Movies

Why Do Fans Want Crappy Movies of Their Favorite TV Shows?

By  · Published on September 11th, 2013

Why Do Fans Want Crappy Movies of Their Favorite TV Shows?

There might be just one movie in the history of American pop culture that was based on a TV show, featured the original cast, got a theatrical release, and was any good.

That movie is Serenity, based on Joss Whedon’s 14-episode sci-fi series Firefly, and it essentially crammed into two hours what the other eight episodes in the rest of the season should have done: finished telling Mal and his crew’s stories.

Otherwise, that TV-to-Movie sub-genre is a creative wasteland, full of good intentions and greater profit motives: Twin Peaks: Fire Walk With Me, The Simpsons Movie, the Sex and the City sequels, Tim and Eric’s Billion Dollar Movie. With the difficulty of introducing the characters to new viewers while not boring fans; the challenge of stretching out a 22- or 44-minute storyline to feature length; the disruption in routine for cast and crew alike; and the greater imperative to make a film visually interesting (that old chestnut about film being a director’s medium and TV a writer’s one applies here), it’s not difficult to see why big screen adaptations of TV shows fail. It’s a different case for reboots of older shows with new casts. They may be no better – looking your way, Bewitched! – but they come with different expectations and priorities.

So when an oral history of The Shield made news yesterday for suggesting the possibility of a post-series movie, I was disappointed that one of my all-time favorite shows might one day be linked to such a disreputable sub-genre. To be fair, creator Shawn Ryan’s pitch for the film sounds pretty promising: “The idea was about a young cop who enters the drug gang culture of L.A. and becomes frustrated by his inability to take it down. He becomes obsessed with the idea of bringing some justice to the situation. He then starts hearing whispers of somebody who used to be a cop and might be of service to him. And that’s Vic Mackey.”

As much as I believe in Ryan’s storytelling abilities, an epilogue about Mackey and his lackey wouldn’t offer me what I admire or miss about The Shield. A movie certainly (SPOILERS) wouldn’t bring Shane or Lem or Connie back to life or get Ronnie out of prison. (Or out of that white power gang Ryan guesses Ronnie joined.) The series finale of The Shield was so powerful because it was so final: Vic had ruined his life and those of everyone around him and he now had to live with it.

Certainly few TV shows have endings as awesome and as devastating as that of The Shield. But most dramas that end on their own terms have finales that took the creators and showrunners of those shows months to craft and perfect, and it’s a little insulting when fans demand that they go back to the drawing board and come up with another one.

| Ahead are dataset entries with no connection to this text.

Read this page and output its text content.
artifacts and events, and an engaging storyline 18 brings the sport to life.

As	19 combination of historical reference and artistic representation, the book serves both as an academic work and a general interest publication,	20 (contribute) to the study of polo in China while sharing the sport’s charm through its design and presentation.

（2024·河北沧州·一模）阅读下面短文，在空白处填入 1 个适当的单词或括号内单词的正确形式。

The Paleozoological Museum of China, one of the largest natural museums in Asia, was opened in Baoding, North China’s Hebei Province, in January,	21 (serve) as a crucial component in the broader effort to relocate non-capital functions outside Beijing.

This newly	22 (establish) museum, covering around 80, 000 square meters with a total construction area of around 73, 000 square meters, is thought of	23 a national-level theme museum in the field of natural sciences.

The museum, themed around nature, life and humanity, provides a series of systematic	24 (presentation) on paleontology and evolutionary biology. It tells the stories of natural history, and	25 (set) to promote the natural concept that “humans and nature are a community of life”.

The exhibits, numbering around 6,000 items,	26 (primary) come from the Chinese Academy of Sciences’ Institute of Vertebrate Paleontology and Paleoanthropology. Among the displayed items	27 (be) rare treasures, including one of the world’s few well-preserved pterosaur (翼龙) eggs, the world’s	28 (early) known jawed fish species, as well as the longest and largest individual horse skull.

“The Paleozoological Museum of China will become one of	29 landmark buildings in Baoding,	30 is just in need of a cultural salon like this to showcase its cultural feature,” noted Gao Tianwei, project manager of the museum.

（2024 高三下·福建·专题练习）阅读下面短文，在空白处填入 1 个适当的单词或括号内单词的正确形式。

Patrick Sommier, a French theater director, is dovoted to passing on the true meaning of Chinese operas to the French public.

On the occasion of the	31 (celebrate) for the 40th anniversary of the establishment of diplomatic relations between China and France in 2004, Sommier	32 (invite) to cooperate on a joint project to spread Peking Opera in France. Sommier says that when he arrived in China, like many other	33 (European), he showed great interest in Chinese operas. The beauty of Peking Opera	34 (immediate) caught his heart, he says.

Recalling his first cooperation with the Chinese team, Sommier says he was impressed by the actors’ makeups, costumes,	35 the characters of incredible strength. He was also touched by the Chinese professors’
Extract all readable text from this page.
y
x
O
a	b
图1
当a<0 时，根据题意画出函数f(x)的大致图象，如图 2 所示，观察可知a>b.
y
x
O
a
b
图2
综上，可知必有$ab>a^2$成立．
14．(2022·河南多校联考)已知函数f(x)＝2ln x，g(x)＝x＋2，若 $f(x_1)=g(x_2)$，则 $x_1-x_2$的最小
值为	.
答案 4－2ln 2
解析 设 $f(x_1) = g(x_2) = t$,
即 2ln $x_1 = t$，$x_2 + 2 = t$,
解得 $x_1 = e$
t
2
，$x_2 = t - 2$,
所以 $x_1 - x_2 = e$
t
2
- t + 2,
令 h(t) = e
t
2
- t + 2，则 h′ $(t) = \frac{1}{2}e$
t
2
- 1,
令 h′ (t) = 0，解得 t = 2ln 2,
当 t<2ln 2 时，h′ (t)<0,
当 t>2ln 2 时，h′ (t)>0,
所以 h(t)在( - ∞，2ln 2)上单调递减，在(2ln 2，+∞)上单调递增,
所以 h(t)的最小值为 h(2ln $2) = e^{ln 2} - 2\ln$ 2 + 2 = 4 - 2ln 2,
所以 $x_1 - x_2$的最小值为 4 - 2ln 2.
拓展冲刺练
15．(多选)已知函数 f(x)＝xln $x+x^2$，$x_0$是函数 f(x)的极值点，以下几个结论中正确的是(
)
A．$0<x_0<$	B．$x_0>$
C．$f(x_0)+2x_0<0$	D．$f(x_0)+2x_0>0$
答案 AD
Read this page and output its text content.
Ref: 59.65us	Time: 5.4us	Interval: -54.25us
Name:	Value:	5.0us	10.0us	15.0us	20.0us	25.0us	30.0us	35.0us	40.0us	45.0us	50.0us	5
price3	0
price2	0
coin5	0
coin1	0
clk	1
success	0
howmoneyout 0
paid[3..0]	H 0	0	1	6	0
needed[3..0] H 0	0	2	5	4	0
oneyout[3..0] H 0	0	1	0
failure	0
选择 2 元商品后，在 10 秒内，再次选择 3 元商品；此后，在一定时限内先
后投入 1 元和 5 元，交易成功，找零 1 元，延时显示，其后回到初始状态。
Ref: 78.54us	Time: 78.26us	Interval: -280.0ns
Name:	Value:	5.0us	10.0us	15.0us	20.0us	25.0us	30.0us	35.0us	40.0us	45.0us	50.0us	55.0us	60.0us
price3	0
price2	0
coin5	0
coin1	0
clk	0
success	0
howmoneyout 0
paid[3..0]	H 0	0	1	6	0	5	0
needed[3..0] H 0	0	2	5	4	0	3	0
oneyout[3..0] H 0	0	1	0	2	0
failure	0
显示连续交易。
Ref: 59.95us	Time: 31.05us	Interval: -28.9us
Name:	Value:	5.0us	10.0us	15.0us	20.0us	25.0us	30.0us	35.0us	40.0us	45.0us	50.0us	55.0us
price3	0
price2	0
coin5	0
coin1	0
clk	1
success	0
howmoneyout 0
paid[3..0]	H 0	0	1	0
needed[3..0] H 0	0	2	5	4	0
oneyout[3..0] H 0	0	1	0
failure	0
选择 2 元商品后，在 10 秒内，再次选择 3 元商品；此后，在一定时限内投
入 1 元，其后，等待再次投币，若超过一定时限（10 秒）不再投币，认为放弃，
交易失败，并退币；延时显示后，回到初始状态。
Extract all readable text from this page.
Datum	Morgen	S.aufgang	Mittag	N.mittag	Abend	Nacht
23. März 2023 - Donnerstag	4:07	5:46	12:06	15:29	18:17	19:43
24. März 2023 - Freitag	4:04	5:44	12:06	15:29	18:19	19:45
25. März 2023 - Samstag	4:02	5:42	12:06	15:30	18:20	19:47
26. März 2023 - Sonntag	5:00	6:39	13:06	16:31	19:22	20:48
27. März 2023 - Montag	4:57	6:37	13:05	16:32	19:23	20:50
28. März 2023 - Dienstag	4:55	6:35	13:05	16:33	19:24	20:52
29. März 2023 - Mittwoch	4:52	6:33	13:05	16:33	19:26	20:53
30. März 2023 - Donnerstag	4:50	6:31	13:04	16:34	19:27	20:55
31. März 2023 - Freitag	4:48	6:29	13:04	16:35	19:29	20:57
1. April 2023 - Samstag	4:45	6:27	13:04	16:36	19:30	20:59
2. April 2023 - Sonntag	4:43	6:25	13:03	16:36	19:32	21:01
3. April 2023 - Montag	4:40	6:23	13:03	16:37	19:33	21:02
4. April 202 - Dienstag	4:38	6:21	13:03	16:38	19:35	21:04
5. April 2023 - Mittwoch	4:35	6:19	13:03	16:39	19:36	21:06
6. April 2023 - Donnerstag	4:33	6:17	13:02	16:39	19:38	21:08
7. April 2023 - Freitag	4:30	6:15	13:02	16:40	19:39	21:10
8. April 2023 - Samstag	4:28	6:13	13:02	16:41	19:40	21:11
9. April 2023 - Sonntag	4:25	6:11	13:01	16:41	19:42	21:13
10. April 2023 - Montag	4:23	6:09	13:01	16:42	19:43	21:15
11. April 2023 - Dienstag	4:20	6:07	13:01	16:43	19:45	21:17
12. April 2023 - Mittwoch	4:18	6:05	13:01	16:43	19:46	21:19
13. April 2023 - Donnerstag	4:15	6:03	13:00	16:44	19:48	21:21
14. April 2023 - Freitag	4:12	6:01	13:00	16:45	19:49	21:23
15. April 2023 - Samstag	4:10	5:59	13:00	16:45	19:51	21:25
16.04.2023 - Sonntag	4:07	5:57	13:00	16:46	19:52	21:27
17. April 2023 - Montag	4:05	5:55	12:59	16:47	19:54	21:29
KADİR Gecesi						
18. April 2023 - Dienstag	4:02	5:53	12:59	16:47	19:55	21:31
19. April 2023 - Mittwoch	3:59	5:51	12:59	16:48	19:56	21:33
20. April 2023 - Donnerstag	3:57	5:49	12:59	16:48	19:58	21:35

But the bigger issue is that fans need to remove their thumbs from their mouths and learn how to let go. These days, nearly every show from Friends to Friday Night Lights has fans clamoring for a post-TV movie. But why risk corrupting your memories of enjoying a show the first time around with an attempt at recapturing lightning in a bottle? Isn’t it better to have loved and lost than to have loved and found again ten years later when you discover that the one you’ve been building up in your head all this time has now gained thirty pounds and a receding hairline?

If the recent example of The X-Files: I Want to Believe — or hell, the hugely disappointing fourth season of Arrested Development – have taught us anything, it’s that TV shows are a consequence of their particular circumstances. Great shows happen to a cast and crew as much as they are created. It’s time fans fully appreciate the work that went into ending a show – and stop wishing that they things they love will turn into bloated, stilted, nostalgia-killing versions of themselves.